The paradigm driving this narrative is one of experimentation and boundary-pushing, echoing the early days of web development when creators constantly tested the limits of new technologies. The unstated assumption is that CSS should be capable of more than just styling—it should be a first-class citizen in interactive and immersive experiences. This aligns with a broader trend in web development where declarative approaches (like CSS) are increasingly handling tasks once reserved for imperative code.

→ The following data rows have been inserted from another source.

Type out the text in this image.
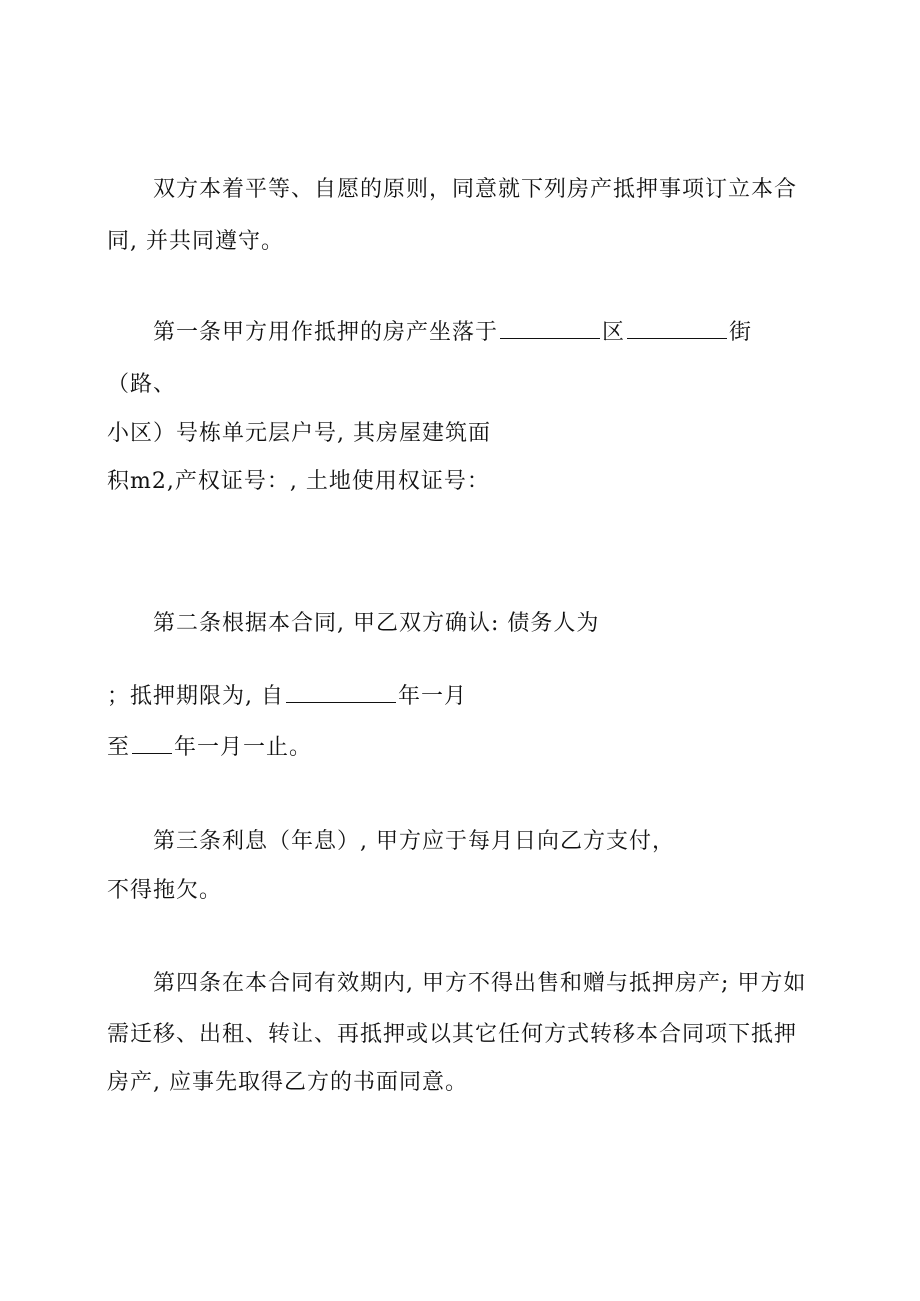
双方本着平等、自愿的原则，同意就下列房产抵押事项订立本合
同, 并共同遵守。
第一条甲方用作抵押的房产坐落于	区	街
（路、
小区）号栋单元层户号, 其房屋建筑面
积m2,产权证号：, 土地使用权证号：
第二条根据本合同, 甲乙双方确认: 债务人为
；抵押期限为, 自	年一月
至 年一月一止。
第三条利息（年息）, 甲方应于每月日向乙方支付，
不得拖欠。
第四条在本合同有效期内, 甲方不得出售和赠与抵押房产; 甲方如
需迁移、出租、转让、再抵押或以其它任何方式转移本合同项下抵押
房产, 应事先取得乙方的书面同意。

For human agency, this project is empowering—it shows that individuals can achieve extraordinary results with accessible tools, democratizing complex rendering techniques. However, the costs are borne by users in the form of performance trade-offs and browser quirks. The second-order consequence is a potential shift in how developers perceive CSS, encouraging more ambitious uses but also necessitating better browser optimization for 3D scenes.
Bridge questions: What other applications could benefit from this hybrid CSS-JavaScript approach beyond gaming? How might browser vendors respond to these experimental uses of CSS, and will they prioritize optimizations for 3D rendering? What are the ethical implications of pushing web technologies to their limits when performance and accessibility might suffer?
Counterstrike scan: If this were part of a coordinated influence campaign, the playbook might involve exaggerating CSS's capabilities to undermine confidence in established rendering technologies or to promote a specific framework. However, the content aligns more with genuine experimentation and education, not manipulation. The developer transparently acknowledges limitations and browser bugs, which doesn't fit a deceptive pattern.